Crassula ovata (Jade plant), one of our favorite succulents.

Succulents earned their name by their ability to store water in thick, fleshy leaves and stems. Honoring their name is the key to keeping these plants happy and healthy through winter.

  • Light: Bring any succulents that you moved outdoors during summer into your home. Keep your succulents in your brightest spot – most will tolerate indirect light, though all would prefer 3-4 hours of good sun.
  • Temperature: Though some succulents are cold hardy, most prefer that temperatures don’t drop below 50-55 degrees.
  • Water: Succulents need far less water in winter. Water succulents deeply, but infrequently– about once a month.
  • Food: Fertilize your succulents one last time at the end of summer (read: today!). They won’t need another feeding until spring – in fact, doing so can promote rot (read: plant death).


A collection of cacti

Most cacti grow actively in spring and summer, but essentially go dormant during fall winter– benevolent neglect is key.

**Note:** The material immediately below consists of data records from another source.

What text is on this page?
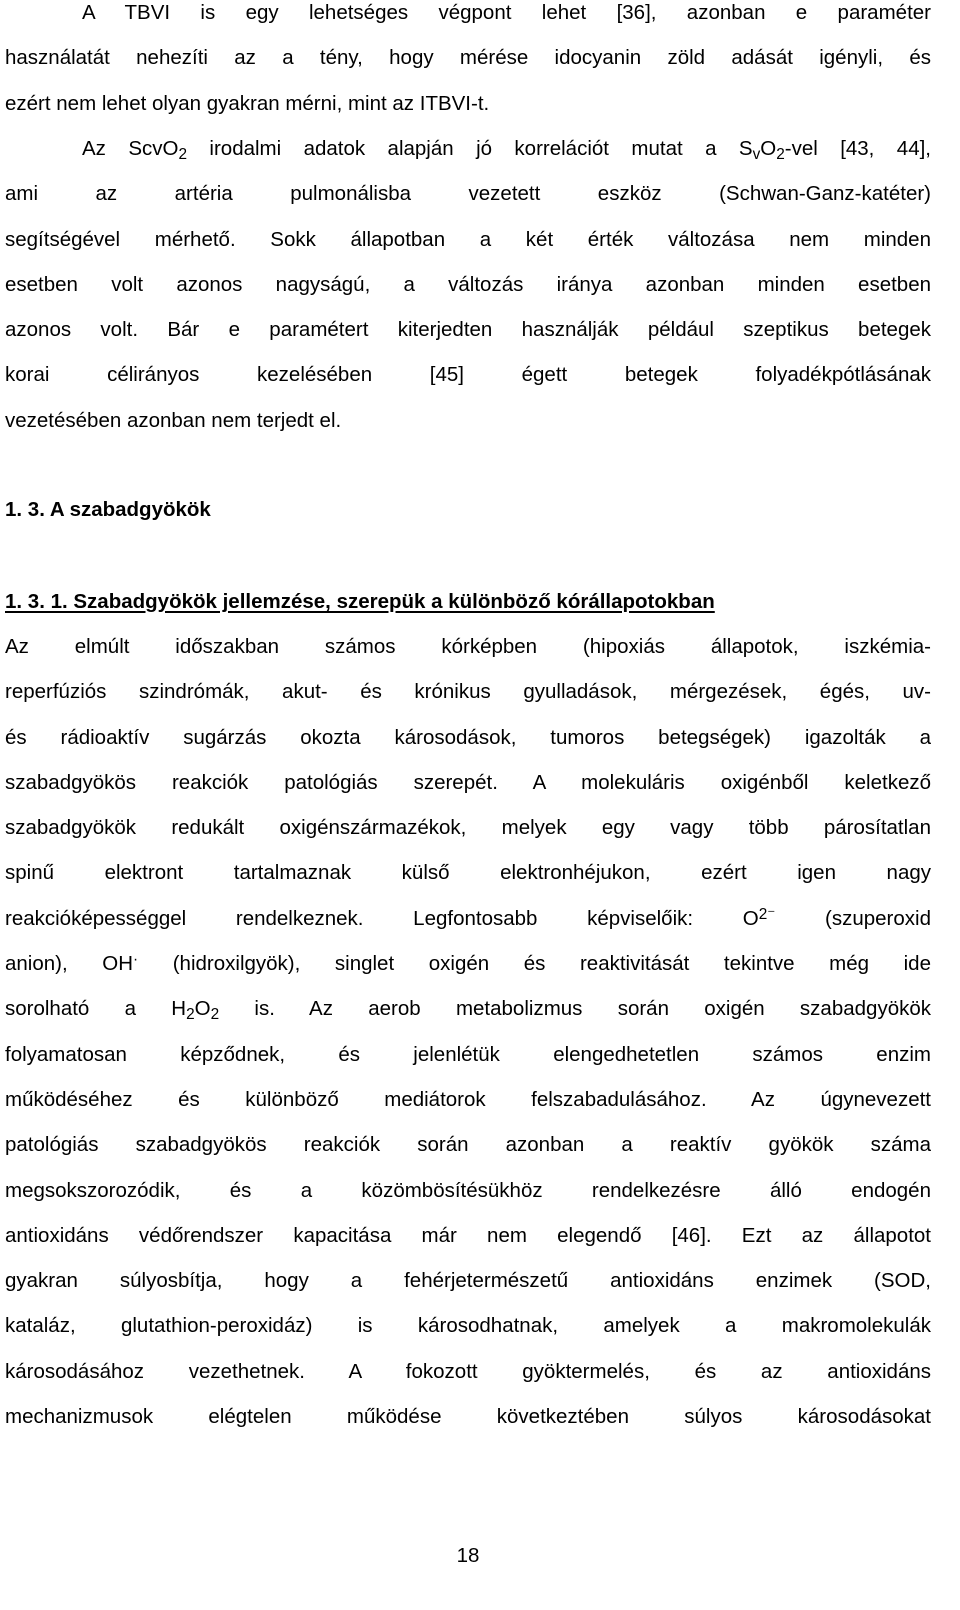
A TBVI is egy lehetséges végpont lehet [36], azonban e paraméter
használatát nehezíti az a tény, hogy mérése idocyanin zöld adását igényli, és
ezért nem lehet olyan gyakran mérni, mint az ITBVI-t.
Az ScvO$_2$ irodalmi adatok alapján jó korrelációt mutat a $S_vO_2$-vel [43, 44],
ami az artéria pulmonálisba vezetett eszköz (Schwan-Ganz-katéter)
segítségével mérhető. Sokk állapotban a két érték változása nem minden
esetben volt azonos nagyságú, a változás iránya azonban minden esetben
azonos volt. Bár e paramétert kiterjedten használják például szeptikus betegek
korai célirányos kezelésében [45] égett betegek folyadékpótlásának
vezetésében azonban nem terjedt el.
1. 3. A szabadgyökök
1. 3. 1. Szabadgyökök jellemzése, szerepük a különböző kórállapotokban
Az elmúlt időszakban számos kórképben (hipoxiás állapotok, iszkémia-
reperfúziós szindrómák, akut- és krónikus gyulladások, mérgezések, égés, uv-
és rádioaktív sugárzás okozta károsodások, tumoros betegségek) igazolták a
szabadgyökös reakciók patológiás szerepét. A molekuláris oxigénből keletkező
szabadgyökök redukált oxigénszármazékok, melyek egy vagy több párosítatlan
spinű elektront tartalmaznak külső elektronhéjukon, ezért igen nagy
reakcióképességgel rendelkeznek. Legfontosabb képviselőik: $O^{2^-}$ (szuperoxid
anion), OH· (hidroxilgyök), singlet oxigén és reaktivitását tekintve még ide
sorolható a $H_2O_2$ is. Az aerob metabolizmus során oxigén szabadgyökök
folyamatosan képződnek, és jelenlétük elengedhetetlen számos enzim
működéséhez és különböző mediátorok felszabadulásához. Az úgynevezett
patológiás szabadgyökös reakciók során azonban a reaktív gyökök száma
megsokszorozódik, és a közömbösítésükhöz rendelkezésre álló endogén
antioxidáns védőrendszer kapacitása már nem elegendő [46]. Ezt az állapotot
gyakran súlyosbítja, hogy a fehérjetermészetű antioxidáns enzimek (SOD,
kataláz, glutathion-peroxidáz) is károsodhatnak, amelyek a makromolekulák
károsodásához vezethetnek. A fokozott gyöktermelés, és az antioxidáns
mechanizmusok elégtelen működése következtében súlyos károsodásokat
18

  • Light: Bring any cacti that you moved outdoors during summer into your home. Keep your cacti in your brightest spot. This may mean moving your plant a few times over winter, as the angle of the sun changes as winter approaches.
  • Temperature: Cool temperatures are actually best for your cactus’s winter dormancy. No need to stress about rooms getting too cold — as long as your house stay above 45 degrees, your cacti will thank you. Windows and unheated porches make great locations, as temperatures tend to be 5-10 degrees cooler than the rest of your house.
  • Water: Cacti need very little water during fall and winter. When we say very little, we mean just a slight moistening every few weeks. Overwatering is the easiest way to kill a cactus, especially in winter!
  • Food: Don’t fertilize cacti during winter – they don’t need it and it can kill your plant!